The image below shows an example of a filter rule on a column named Author. With this filter rule in place, the connector only selects values in the Author column that contain Smith.

Filter Groups

You can apply multiple filter rules to your connector by clicking Add rule and creating more rules. Filter rules are separated by groups, and all filters belong to the same group by default. You can create multiple groups to separate filter rules by clicking Add group.

Each filter rule in a group interacts with the others based on the options you select at the top of the group:

  • Check the NOT box to invert the filter conditions. For example, in the Author filter shown above, checking the NOT box instructs the connector to select Author values that do not contain Smith.
  • Select either AND or OR to determine the group logic for multiple filters.
    • If you select AND, every filter rule in the group must be true for the filter conditions to be met.
    • If you select OR, at least one filter rule in the group must be true for the filter conditions to be met. Multiple filter rules can be met, and the results are the same as if only one were met.

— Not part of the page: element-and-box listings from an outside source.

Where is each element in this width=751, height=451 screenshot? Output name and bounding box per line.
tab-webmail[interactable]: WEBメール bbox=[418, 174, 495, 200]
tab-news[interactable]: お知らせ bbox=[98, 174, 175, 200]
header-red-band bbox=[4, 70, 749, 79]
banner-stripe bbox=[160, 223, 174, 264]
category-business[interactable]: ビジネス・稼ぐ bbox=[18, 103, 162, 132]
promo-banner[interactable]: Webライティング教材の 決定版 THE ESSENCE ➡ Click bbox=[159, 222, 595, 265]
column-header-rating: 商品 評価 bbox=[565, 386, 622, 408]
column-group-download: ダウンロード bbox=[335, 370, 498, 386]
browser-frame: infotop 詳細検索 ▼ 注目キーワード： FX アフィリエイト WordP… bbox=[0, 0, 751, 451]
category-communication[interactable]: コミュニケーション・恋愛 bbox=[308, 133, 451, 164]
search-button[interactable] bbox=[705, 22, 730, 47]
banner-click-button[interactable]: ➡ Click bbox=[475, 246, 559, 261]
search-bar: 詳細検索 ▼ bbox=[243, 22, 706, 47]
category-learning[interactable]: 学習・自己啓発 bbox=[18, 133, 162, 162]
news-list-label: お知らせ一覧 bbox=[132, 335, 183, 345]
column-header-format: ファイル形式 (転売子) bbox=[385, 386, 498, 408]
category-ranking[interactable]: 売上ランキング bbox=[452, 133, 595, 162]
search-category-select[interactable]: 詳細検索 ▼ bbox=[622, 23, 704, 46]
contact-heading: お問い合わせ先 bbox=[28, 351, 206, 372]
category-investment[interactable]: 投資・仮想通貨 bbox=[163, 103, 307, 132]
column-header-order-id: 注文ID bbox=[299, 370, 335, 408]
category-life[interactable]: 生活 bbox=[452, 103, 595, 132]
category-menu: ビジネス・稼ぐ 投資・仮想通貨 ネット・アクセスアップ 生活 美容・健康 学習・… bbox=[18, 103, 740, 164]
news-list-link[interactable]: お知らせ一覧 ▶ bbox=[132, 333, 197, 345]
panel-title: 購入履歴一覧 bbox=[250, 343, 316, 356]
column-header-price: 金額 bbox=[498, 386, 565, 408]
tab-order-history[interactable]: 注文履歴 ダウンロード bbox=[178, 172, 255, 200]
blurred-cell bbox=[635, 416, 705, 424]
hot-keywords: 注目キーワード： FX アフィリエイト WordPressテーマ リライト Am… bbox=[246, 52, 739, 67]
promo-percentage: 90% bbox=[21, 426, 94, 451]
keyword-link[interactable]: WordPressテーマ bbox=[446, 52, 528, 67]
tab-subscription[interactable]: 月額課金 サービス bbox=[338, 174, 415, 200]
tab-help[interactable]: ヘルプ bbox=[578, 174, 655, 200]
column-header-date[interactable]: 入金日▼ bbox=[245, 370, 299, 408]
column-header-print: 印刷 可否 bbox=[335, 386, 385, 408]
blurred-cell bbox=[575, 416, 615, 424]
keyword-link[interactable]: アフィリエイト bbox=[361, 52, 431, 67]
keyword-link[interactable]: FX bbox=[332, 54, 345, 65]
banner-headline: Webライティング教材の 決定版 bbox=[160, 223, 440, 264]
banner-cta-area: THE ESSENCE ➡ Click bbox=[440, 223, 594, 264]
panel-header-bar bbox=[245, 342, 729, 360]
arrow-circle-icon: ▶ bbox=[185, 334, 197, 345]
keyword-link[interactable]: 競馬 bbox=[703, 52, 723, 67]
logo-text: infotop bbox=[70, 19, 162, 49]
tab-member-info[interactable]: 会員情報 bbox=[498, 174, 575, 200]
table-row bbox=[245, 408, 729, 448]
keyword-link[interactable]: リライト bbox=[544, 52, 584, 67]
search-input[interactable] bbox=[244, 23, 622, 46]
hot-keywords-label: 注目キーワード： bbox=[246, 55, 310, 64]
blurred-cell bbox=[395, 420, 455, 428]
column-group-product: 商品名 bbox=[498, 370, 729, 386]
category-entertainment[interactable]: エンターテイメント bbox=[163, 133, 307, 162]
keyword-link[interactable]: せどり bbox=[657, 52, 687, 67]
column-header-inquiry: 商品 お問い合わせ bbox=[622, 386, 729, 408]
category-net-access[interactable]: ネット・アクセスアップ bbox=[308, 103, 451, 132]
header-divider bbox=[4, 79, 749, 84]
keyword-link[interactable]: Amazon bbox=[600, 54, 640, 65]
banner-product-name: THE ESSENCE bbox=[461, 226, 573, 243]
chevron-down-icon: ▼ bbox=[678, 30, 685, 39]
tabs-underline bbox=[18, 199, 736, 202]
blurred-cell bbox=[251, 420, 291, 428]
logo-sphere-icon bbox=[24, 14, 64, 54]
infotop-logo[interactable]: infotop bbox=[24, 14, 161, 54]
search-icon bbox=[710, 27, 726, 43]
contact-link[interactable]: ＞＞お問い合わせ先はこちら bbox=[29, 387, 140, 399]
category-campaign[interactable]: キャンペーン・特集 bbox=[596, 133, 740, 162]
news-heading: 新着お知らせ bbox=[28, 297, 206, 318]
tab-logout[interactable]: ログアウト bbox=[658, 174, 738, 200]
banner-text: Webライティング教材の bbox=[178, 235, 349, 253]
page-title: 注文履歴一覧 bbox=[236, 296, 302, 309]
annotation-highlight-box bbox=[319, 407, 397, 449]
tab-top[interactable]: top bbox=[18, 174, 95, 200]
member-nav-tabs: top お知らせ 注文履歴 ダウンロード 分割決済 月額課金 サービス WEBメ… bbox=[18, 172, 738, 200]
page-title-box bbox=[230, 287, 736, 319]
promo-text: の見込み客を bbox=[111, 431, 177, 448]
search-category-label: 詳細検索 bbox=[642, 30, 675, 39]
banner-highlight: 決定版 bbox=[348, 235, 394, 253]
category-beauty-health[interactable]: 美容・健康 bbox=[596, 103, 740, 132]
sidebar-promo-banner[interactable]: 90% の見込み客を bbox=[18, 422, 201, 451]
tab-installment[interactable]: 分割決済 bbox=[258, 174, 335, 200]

Filter groups have simple parent/child relationships. Each filter rule and filter group that belongs to a parent group exists as a single entity for the filter logic. For example, the screenshot below shows multiple filter groups.

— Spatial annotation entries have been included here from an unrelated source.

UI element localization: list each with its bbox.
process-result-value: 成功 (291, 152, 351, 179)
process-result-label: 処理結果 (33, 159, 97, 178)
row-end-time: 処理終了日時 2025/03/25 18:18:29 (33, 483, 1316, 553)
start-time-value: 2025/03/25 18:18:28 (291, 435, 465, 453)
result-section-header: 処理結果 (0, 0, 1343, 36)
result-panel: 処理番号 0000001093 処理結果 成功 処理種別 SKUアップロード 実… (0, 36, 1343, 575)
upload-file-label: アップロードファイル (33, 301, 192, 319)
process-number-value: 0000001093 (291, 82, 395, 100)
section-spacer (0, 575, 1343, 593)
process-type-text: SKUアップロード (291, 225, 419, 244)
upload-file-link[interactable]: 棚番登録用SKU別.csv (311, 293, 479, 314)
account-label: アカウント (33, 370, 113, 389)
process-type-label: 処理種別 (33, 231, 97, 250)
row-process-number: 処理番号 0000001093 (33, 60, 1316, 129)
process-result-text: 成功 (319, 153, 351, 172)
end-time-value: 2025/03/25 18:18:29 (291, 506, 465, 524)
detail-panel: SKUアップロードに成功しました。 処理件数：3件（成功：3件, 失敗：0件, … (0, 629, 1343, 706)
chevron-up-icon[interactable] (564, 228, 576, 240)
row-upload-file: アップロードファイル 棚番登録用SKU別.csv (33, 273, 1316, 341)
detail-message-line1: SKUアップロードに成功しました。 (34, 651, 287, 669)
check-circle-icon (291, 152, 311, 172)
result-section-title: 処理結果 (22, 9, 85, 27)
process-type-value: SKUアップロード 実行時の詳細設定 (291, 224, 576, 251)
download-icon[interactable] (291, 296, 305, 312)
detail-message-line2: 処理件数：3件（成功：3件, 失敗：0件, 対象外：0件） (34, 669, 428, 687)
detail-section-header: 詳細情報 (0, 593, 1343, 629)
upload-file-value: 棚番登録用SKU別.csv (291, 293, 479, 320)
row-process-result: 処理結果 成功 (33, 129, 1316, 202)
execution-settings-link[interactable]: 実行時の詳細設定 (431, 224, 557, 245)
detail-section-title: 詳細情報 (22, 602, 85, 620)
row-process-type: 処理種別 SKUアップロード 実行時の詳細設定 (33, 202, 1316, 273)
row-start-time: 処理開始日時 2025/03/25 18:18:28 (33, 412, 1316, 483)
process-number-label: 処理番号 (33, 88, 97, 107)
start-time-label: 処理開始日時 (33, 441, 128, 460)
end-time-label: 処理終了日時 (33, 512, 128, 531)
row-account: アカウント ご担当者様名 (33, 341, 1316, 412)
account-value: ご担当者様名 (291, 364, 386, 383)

In this example, the parent group is using OR logic. This means that if any of the following statements is true, the filter condition is met:

  • The Author column contains the value Smith
  • The Id column equals 1 or 2
  • The Title column contains the value Kitchen and the UpdatedAt column is greater than 400

If this filter condition is met, the connector Selects the data that meets the condition and passes it down the flow.

Advanced Settings

In the Advanced section, you can configure settings for using specific columns for processing records and updating columns with specific values when rows are processed successfully. These settings are useful for maintaining and tracking changes in your flow.

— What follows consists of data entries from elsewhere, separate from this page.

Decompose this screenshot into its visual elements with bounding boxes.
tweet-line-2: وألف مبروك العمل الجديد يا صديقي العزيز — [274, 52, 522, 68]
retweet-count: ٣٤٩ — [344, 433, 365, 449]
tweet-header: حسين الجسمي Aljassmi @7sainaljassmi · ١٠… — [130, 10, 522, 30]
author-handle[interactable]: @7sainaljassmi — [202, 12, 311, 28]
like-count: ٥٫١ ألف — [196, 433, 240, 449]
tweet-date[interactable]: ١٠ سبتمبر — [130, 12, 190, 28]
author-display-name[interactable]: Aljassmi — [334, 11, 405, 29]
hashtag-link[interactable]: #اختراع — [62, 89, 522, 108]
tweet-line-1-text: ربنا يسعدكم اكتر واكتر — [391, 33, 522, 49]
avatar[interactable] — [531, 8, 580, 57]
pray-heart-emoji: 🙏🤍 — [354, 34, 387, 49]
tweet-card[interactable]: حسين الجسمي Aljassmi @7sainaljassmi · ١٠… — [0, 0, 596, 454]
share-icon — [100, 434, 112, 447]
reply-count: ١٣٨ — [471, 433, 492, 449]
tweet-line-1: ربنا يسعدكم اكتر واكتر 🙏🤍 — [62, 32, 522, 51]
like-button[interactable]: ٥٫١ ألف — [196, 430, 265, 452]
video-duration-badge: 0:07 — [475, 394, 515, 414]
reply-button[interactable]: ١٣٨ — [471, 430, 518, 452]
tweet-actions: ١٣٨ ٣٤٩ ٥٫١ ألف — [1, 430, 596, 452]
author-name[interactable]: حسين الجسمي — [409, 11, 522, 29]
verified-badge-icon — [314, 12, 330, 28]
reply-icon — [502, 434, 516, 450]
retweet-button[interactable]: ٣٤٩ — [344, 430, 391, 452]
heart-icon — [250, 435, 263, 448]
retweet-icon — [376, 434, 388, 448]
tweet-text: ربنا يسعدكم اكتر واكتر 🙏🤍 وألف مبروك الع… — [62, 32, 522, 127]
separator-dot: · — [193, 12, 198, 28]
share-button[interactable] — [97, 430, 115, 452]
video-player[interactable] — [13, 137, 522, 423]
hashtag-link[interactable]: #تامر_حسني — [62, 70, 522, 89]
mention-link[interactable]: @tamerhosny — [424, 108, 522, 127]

Selecting from Multiple Tables

The Databricks connector supports Selecting multiple tables with a single action. You can accomplish this in two ways:

  • Assign extra tables as children of a parent table. See Child Tables for more information.
  • Create multiple Select-configured Databricks connectors, assign each of them a different table, and connect them all to the same connector in the flow.

You can assign separate queries to each child table or individual Databricks connector as needed. See Filters for more information.

Example Arc Flow

After you choose the tables and columns for the Select-configured Databricks connector, place the connector at the beginning of an Arc flow. The screenshot below depicts an example flow with a Databricks Select connector, an XML Map connector, a CSV connector, and a File connector at the end:

Data in this example flow passes through these steps:

  1. The Databricks_Select connector pulls data from a Databricks connection.

  2. This data passes to the XML_Map connector as the Source File, which maps to the Source tree.

  3. Data from the CSV1 connector passes to the XML_Map connector as the Destination File, which maps to the Destination tree.

  4. The XML_Map connector attempts to automatically map Source elements to Destination elements with the same name. You can manually change these and fill in blank mappings by dragging elements from Source to Destination.

  5. The file from CSV1 that has been modified with data from Databricks_Select then passes down the flow from CSV1.

XML Aggregate Columns

Most Databricks database columns function as single elements for mapping. The examples above in Example Arc Flow demonstrate single-element columns.

Some columns appear in the Databricks connector with the XML aggregate icon </> next to their names. In contrast to a standard single-element column, an aggregate column contains a collection of entities. The following screenshot shows an aggregate column in a Select-configured Databricks connector:

In an XML Map connector, the full structure of the aggregate column expands to display all of its contents. The following screenshot shows an aggregate column expanded:

Each element of an aggregate column can be mapped the same way as single-element columns.